At his meeting
in Kansas this week-end his words sounded hollow to me.
Quite different from the powerful words he spoke in 2003 about the harm that Bush was doing to public schools.
Now that this administration is doing the same things to public schools, he seems fine with it. He even is allied with a NY charter school group.
I knew he did not get it when he said not to be critical of "all" charter schools. He missed the point right there.
He seems unaware that those of us who criticize the charter school movement do so because of the goal of that movement, not because we are criticizing an individual school. The goal is to take education out of the hands of the people and give control to private companies. Without much regulation. So we know now he won't be speaking out in support of public school teachers. That time was in the past.
It almost makes me bitter to look back at his words now and to remember all the time and money we spent on the campaign.
Dean says ultimate goal of Bush is to starve public schools of moneyTo starve them of money like other social programs were starved of money, to make them so bad it will drive people away.

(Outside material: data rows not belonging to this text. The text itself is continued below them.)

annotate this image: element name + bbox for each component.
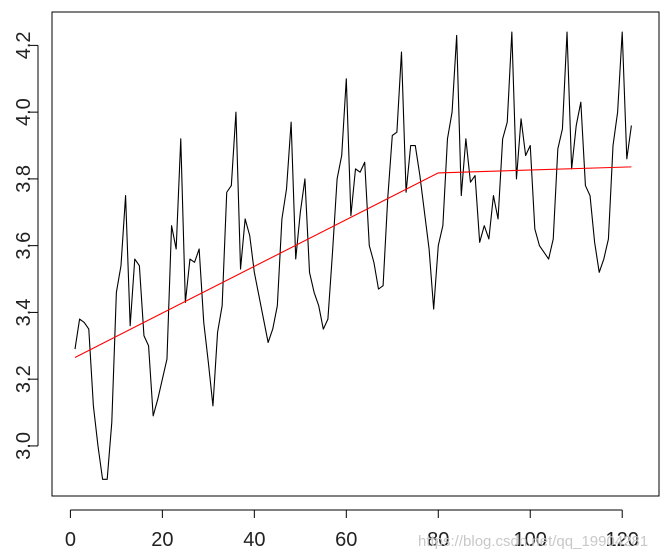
y-tick-label: 3.8 [13, 165, 35, 193]
series-layer [74, 31, 632, 480]
series-line-2 [74, 166, 632, 358]
x-tick-label: 20 [151, 529, 173, 551]
watermark-text: https://blog.csdn.net/qq_19904281 [418, 533, 648, 550]
x-tick-label: 100 [514, 529, 547, 551]
y-tick-label: 3.6 [13, 232, 35, 260]
plot-area [51, 11, 660, 497]
y-tick-label: 4.2 [13, 31, 35, 59]
x-tick-label: 120 [606, 529, 639, 551]
y-tick-label: 3.4 [13, 299, 35, 327]
plot-frame [51, 11, 660, 497]
x-tick-label: 60 [335, 529, 357, 551]
y-tick-label: 3.0 [13, 432, 35, 460]
x-tick-label: 0 [65, 529, 76, 551]
x-tick-label: 80 [427, 529, 449, 551]
x-tick-label: 40 [243, 529, 265, 551]
y-tick-label: 3.2 [13, 365, 35, 393]
axes: 0 20 40 60 80 100 120 3.0 3.2 3.4 3.6 3.8 4.0 4.2 [13, 31, 639, 551]
series-line-1 [74, 31, 632, 480]
y-tick-label: 4.0 [13, 98, 35, 126]
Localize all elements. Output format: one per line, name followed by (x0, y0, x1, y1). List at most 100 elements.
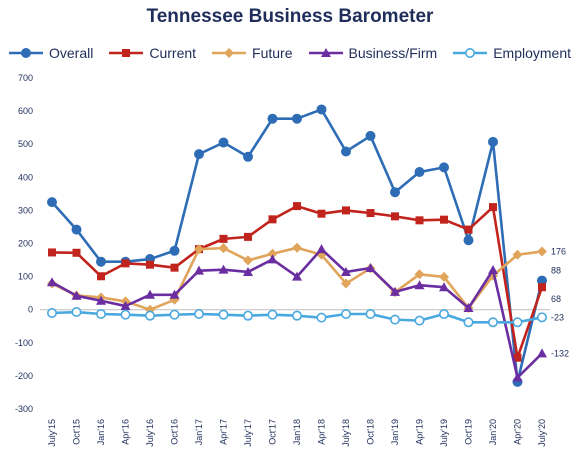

"The president's ultimate goal," said former Gov. Howard Dean (D-Vt.), one of the Democrats who now harshly attacks NCLB, "is to make the public schools so awful, and starve them of money, just as he's starving all the other social programs, so that people give up on the public schools."
And these words from another campaign stop:
Dean criticized President Bush, saying his administration will lower the standards for good schools in New Hampshire, making them more like poorly performing schools in Texas. The Bush administration believes ''the way to help New Hampshire is to make it more like Texas,'' Dean told supporters in Manchester, adding that ''every school in America by 2013 will be a failing school.''
''Every group, including special education kids, has to be at 100 percent to pass the tests,'' Dean said. ''No school system in America can do that. That ensures that every school will be a failing school.''
And at another appearance in 2003, powerful words:
"The standards are so ridiculous that every single public school in America will be deemed to be a school in need of improvement or a failing school by 2013," former Vermont governor Howard Dean said in a teleconference yesterday. He said the law, which he has pledged to dismantle, was "making education in America worse, not better."
..."As governor, Dean opposed No Child Left Behind and said Vermont would have to raise $80 million more from property taxes to implement it. Yesterday, he called the law an "intrusive mandate" and said Democratic candidates who voted for it were "co-opted" by Bush's agenda, which Dean says aims to "put public schools out of business."
Dean wasn't talking charters back then. They are just now coming into their own as part of Arne Duncan's philosophy.
He really did "get" the war on public education back then. Now he does not.